Perfect Pitch and touch tone phones.

In http://www.straightdope.com/classics/a4_236b.html
Cecil states that there was an individual who could whistle
into a telephone and cause it to ‘dial’ a number by matching
the pitches that a touch tone telephone generates.

Although I have heard this story many times, I find it quite
difficult to believe; touch tones are built out of two different
frequencies for each number. The system is called
Dual Tone Multi Frequency, or DTMF:

So, unless this fellow had a partner who also had perfect
pitch, it would seem that dialing with a whistle would
be a distinct impossibility.

I don’t think he actually whistled the touch tone tones.

Wiki has and article about him too. I was hoping someone else might come along with a better description. I don’t know how he did it, but it sure looks like he did.

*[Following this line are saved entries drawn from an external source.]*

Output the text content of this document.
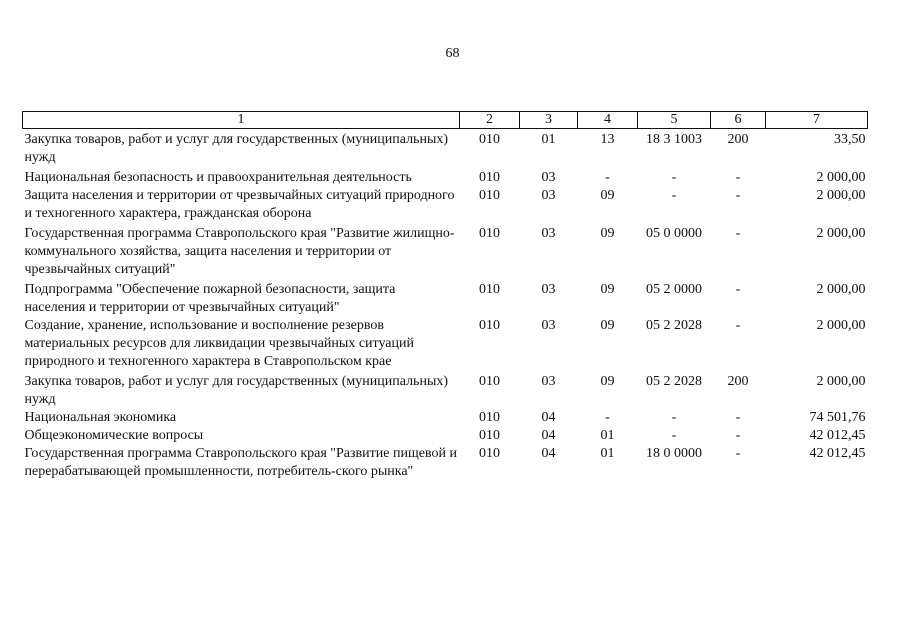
68
1	2	3	4	5	6	7
Закупка товаров, работ и услуг для государственных (муниципальных) нужд	010	01	13	18 3 1003	200	33,50
Национальная безопасность и правоохранительная деятельность	010	03	-	-	-	2 000,00
Защита населения и территории от чрезвычайных ситуаций природного и техногенного характера, гражданская оборона	010	03	09	-	-	2 000,00
Государственная программа Ставропольского края "Развитие жилищно-коммунального хозяйства, защита населения и территории от чрезвычайных ситуаций"	010	03	09	05 0 0000	-	2 000,00
Подпрограмма "Обеспечение пожарной безопасности, защита населения и территории от чрезвычайных ситуаций"	010	03	09	05 2 0000	-	2 000,00
Создание, хранение, использование и восполнение резервов материальных ресурсов для ликвидации чрезвычайных ситуаций природного и техногенного характера в Ставропольском крае	010	03	09	05 2 2028	-	2 000,00
Закупка товаров, работ и услуг для государственных (муниципальных) нужд	010	03	09	05 2 2028	200	2 000,00
Национальная экономика	010	04	-	-	-	74 501,76
Общеэкономические вопросы	010	04	01	-	-	42 012,45
Государственная программа Ставропольского края "Развитие пищевой и перерабатывающей промышленности, потребитель-ского рынка"	010	04	01	18 0 0000	-	42 012,45
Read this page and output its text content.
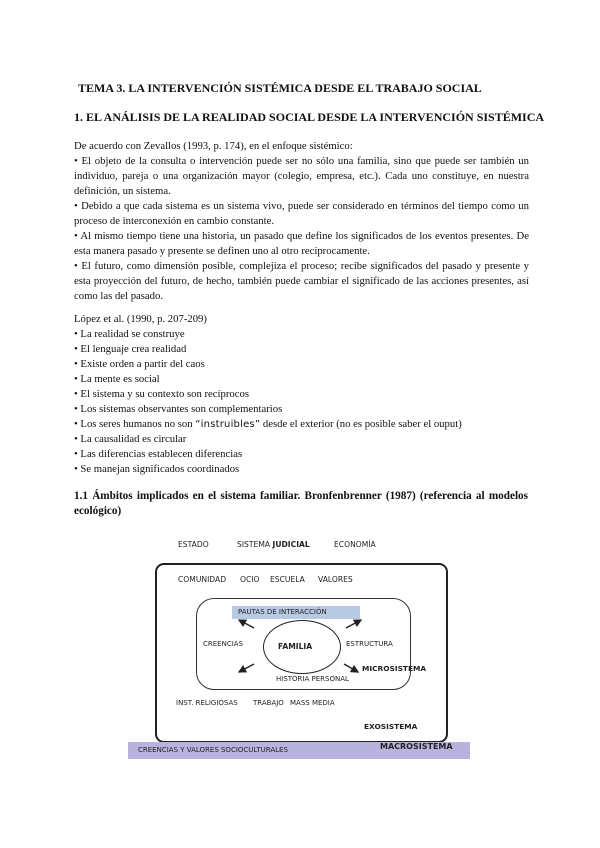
TEMA 3. LA INTERVENCIÓN SISTÉMICA DESDE EL TRABAJO SOCIAL
1. EL ANÁLISIS DE LA REALIDAD SOCIAL DESDE LA INTERVENCIÓN SISTÉMICA

De acuerdo con Zevallos (1993, p. 174), en el enfoque sistémico:

• El objeto de la consulta o intervención puede ser no sólo una familia, sino que puede ser también un individuo, pareja o una organización mayor (colegio, empresa, etc.). Cada uno constituye, en nuestra definición, un sistema.

• Debido a que cada sistema es un sistema vivo, puede ser considerado en términos del tiempo como un proceso de interconexión en cambio constante.

• Al mismo tiempo tiene una historia, un pasado que define los significados de los eventos presentes. De esta manera pasado y presente se definen uno al otro recíprocamente.

• El futuro, como dimensión posible, complejiza el proceso; recibe significados del pasado y presente y esta proyección del futuro, de hecho, también puede cambiar el significado de las acciones presentes, así como las del pasado.

López et al. (1990, p. 207-209)

• La realidad se construye

• El lenguaje crea realidad

• Existe orden a partir del caos

• La mente es social

• El sistema y su contexto son recíprocos

• Los sistemas observantes son complementarios

• Los seres humanos no son “instruibles” desde el exterior (no es posible saber el ouput)

• La causalidad es circular

• Las diferencias establecen diferencias

• Se manejan significados coordinados

1.1 Ámbitos implicados en el sistema familiar. Bronfenbrenner (1987) (referencia al modelos ecológico)
ESTADO	SISTEMA JUDICIAL	ECONOMÍA
COMUNIDAD OCIO ESCUELA VALORES
PAUTAS DE INTERACCIÓN
FAMILIA
CREENCIAS	ESTRUCTURA
HISTORIA PERSONAL
MICROSISTEMA
INST. RELIGIOSAS TRABAJO MASS MEDIA
EXOSISTEMA
CREENCIAS Y VALORES SOCIOCULTURALES	MACROSISTEMA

There’s a more detailed article here. And more “whistler” background story in the John Draper entry.

I was going to say there are some people who can sing two pitches at once, but then it him me that he was WHISTLING. The only thing I can think of is that the hollow sound whistling makes could’ve “fooled” the phone by picking up multiple parts of the overtones used and registered the two correct pitches (but it would’ve needed to be very. very precise even for PP standards imo).

THis also sounds like something that would be show on next months Wetten dass…

As the NYT story has it, I’d always heard it could be done with a Cap’n Crunch giveaway whistle. I always liked the thought that such a tiny, innocuous, playful piece of plastic could bring mighty Ma Bell to her knees.

Cecil actually misspoke when he said touch tone. The “whistler” note was a single 2600 Hz tone used to gain access to the trunk line. Dual tones were also needed, but not the same frequencies as Touch Tones, so you still needed some extra equipment to do all the cool stuff.

BTW: It is possible to whistle and hum at the same time. I do it sometimes to freak out my dog. I’d be really impressed if someone could match a dual-tone code that way, though. I guess you could whistle one note and play the other on some instrument.

How the hell do you do that? Can we get a youtube video?

Damfino. I’m at work now so I’m reluctant to analyze it. (Open cubicles, y’know.) I guess it’s not really humming, because my lips obviously aren’t closed when I do it. Try starting a fairly constrained lip-whistle and then see if you can get your vocal chords beating. It seems to take more air than either a whistle or a hum normally does.

There might be constraints about the tone combinations you can hit. I don’t have perfect pitch, so I can’t tell what I’m getting. Probably something awful. I never tried to do anything musical with it, so I don’t consider it entertaining enough for YouTube (I guess I set a higher standard than some).

If you want to see/hear it, I think this is what Kirk and the others are doing in the Star Trek episode “I, Mudd” when they make fake phaser noises as part of their effort to confuse the androids.

I’ll let you guys guess whether I’m an inveterate Trekkie or just that old.

Why not both? :smiley:

I can do a hissy kind of “whistle” in thirds over less than an octave. It’s nowhere near the quality that would fool the phone system or impress anyone and the thirds are barely discernable, but they’re there. It’s not a pursed-lip whistle (but I can do that, too, and much better).